A arte de ser feliz
Cecília Meireles

Perto da janela havia um pequeno jardim quase seco. Era uma época de estiagem, de terra esfarelada, e o jardim parecia morto. Mas todas as manhãs vinha um pobre com um balde e, em silêncio, ia atirando com a mão umas gotas de água sobre as plantas. Não era uma rega: era uma espécie de aspersão ritual, para que o jardim não morresse.

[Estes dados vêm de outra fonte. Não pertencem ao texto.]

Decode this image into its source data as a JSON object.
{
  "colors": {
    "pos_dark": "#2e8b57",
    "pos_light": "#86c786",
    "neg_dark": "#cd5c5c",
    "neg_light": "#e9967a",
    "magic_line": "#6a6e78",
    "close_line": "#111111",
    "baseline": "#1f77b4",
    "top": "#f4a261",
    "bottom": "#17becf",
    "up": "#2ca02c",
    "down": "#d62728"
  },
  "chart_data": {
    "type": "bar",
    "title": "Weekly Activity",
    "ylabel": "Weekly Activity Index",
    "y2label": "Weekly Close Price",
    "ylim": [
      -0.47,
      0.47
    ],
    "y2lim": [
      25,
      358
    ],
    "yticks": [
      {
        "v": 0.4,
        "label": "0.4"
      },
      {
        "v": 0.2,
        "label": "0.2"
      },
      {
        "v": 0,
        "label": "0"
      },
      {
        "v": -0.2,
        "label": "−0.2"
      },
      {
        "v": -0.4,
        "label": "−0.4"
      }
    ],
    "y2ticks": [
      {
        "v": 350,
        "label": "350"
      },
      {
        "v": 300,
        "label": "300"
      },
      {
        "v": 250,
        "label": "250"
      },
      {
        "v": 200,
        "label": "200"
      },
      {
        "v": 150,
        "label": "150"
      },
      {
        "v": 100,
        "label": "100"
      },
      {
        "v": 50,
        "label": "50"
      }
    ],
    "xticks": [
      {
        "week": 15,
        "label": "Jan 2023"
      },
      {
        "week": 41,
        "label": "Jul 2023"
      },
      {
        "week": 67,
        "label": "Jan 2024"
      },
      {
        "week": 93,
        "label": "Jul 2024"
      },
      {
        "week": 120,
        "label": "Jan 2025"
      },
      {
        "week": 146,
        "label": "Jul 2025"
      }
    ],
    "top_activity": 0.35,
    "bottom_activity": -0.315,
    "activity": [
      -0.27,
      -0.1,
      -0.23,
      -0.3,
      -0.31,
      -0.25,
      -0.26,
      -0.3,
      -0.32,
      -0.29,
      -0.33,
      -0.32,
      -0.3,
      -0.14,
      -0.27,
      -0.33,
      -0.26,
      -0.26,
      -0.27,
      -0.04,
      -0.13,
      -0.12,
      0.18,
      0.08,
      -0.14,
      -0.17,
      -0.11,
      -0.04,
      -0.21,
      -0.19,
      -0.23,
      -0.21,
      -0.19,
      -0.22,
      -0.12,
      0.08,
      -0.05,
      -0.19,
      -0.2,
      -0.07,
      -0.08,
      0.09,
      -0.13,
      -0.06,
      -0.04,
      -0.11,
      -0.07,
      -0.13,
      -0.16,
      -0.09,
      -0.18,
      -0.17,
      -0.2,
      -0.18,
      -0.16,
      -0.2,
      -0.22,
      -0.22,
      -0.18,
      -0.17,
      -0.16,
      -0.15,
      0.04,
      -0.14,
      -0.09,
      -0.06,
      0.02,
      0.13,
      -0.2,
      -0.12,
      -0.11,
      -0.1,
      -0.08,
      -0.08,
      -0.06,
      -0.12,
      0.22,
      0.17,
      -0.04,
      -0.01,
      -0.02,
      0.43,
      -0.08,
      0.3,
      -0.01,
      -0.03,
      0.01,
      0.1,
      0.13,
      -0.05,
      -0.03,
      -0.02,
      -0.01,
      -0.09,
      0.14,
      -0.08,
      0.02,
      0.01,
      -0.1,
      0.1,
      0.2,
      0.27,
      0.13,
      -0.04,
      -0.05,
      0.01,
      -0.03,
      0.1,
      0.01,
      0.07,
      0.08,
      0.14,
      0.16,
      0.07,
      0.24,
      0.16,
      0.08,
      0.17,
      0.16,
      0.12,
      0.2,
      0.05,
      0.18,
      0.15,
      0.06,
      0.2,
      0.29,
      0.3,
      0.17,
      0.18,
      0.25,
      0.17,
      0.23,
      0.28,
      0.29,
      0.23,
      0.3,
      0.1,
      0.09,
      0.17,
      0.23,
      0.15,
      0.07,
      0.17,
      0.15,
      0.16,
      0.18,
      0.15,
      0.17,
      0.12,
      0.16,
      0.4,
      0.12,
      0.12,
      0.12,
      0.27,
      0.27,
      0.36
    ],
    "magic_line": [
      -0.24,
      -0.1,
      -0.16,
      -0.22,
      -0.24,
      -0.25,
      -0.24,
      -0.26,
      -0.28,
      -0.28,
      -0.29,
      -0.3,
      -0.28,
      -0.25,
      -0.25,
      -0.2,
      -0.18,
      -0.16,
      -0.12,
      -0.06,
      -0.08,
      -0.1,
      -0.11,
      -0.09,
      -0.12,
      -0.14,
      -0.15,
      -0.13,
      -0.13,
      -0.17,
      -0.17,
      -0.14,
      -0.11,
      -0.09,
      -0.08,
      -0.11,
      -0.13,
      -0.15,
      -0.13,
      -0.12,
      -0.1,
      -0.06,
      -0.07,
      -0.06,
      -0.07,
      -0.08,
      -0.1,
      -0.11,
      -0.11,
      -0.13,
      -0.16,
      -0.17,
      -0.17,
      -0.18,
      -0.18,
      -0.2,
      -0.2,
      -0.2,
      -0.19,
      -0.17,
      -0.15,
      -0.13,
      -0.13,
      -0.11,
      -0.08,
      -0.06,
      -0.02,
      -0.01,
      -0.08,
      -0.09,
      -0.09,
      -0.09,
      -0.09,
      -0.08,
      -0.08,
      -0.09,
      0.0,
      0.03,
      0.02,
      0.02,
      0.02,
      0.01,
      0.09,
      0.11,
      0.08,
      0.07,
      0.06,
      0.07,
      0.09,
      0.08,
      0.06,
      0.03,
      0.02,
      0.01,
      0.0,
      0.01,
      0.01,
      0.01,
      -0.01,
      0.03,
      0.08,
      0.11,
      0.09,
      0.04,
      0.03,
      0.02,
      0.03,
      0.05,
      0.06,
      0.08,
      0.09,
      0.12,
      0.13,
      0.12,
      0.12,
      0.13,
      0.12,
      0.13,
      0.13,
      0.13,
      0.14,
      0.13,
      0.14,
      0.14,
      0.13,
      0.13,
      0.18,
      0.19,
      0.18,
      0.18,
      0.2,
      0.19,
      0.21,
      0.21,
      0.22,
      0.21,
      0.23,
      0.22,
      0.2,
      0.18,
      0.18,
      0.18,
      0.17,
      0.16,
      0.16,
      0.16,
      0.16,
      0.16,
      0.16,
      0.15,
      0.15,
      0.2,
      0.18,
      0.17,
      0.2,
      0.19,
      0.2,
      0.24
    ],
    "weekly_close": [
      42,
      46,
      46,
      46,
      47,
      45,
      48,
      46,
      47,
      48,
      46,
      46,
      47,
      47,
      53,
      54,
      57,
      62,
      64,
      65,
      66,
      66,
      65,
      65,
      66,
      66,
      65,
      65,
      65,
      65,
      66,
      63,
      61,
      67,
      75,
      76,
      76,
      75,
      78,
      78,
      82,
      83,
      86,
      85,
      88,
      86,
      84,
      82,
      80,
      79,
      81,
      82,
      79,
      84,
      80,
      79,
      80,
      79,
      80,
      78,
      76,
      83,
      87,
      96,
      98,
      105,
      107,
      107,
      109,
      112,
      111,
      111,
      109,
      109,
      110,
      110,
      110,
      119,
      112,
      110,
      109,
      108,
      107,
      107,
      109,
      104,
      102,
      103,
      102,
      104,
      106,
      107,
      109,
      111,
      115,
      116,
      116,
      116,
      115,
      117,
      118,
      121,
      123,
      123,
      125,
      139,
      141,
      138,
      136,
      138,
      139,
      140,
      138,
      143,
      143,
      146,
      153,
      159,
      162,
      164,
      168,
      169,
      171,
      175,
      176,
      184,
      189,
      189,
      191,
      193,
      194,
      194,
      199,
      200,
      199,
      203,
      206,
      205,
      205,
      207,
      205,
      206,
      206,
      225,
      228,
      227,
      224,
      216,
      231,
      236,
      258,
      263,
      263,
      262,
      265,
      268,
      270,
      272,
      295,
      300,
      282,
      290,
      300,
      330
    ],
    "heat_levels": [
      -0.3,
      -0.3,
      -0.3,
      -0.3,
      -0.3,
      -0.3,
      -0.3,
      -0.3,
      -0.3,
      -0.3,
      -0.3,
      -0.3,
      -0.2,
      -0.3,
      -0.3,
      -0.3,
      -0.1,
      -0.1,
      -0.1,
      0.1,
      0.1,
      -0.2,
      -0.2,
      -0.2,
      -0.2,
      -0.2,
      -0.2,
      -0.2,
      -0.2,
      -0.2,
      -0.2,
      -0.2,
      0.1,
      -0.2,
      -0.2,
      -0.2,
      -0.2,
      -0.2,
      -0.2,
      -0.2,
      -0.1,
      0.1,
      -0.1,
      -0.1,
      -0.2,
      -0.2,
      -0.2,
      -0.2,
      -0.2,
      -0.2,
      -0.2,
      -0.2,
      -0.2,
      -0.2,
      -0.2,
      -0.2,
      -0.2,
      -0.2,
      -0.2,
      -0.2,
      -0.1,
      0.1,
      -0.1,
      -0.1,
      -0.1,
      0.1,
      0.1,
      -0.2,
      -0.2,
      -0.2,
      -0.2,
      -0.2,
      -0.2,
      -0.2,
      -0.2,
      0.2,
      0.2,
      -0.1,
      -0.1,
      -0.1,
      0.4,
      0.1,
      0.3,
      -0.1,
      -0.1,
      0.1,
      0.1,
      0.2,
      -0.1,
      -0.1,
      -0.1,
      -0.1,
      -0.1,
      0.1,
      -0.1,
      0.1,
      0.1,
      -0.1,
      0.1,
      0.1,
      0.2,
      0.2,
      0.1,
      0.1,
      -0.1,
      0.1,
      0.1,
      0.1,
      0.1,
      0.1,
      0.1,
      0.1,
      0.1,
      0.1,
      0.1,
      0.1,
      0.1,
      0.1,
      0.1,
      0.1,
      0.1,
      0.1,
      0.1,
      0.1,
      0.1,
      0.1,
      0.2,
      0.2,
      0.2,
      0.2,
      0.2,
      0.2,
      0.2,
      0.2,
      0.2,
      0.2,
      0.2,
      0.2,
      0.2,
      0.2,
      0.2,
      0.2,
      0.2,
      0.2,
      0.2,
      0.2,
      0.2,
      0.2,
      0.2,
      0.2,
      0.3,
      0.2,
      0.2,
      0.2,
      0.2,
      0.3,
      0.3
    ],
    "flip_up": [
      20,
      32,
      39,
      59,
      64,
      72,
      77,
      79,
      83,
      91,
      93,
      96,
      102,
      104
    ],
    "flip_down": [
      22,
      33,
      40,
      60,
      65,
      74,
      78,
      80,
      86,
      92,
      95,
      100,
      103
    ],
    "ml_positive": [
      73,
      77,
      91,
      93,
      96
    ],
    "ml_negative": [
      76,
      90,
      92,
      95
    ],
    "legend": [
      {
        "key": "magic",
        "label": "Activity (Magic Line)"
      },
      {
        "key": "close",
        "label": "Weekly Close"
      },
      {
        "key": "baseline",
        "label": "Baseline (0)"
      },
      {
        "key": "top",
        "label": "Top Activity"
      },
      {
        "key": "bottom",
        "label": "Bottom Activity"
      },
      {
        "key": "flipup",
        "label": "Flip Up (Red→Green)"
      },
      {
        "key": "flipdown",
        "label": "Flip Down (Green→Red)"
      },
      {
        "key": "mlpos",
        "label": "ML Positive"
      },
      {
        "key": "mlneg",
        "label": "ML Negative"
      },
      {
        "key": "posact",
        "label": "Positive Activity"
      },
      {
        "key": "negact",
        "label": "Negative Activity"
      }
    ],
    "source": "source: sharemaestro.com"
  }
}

E eu olhava para as plantas, para o homem, para as gotas de água que caíam de seus dedos magros e meu coração ficava completamente feliz.
Às vezes abro a janela e encontro o jasmineiro em flor.
Outras vezes encontro nuvens espessas.
Avisto crianças que vão para a escola.
Pardais que pulam pelo muro.
Gatos que abrem e fecham os olhos, sonhando com pardais.
Borboletas brancas, duas a duas, como refletidas no espelho do ar. Marimbondos que sempre me parecem
personagens de Lope de Vega.
Às vezes um galo canta. Às vezes um
avião passa. Tudo está certo, no seu
lugar, cumprindo o seu destino.
E eu me sinto completamente feliz.
Mas, quando falo dessas pequenas
felicidades certas, que estão diante de
cada janela, uns dizem que essas coisas
não existem, outros que só existem
diante das minhas janelas, e outros,
finalmente, que é preciso aprender a
olhar, para poder vê-las assim.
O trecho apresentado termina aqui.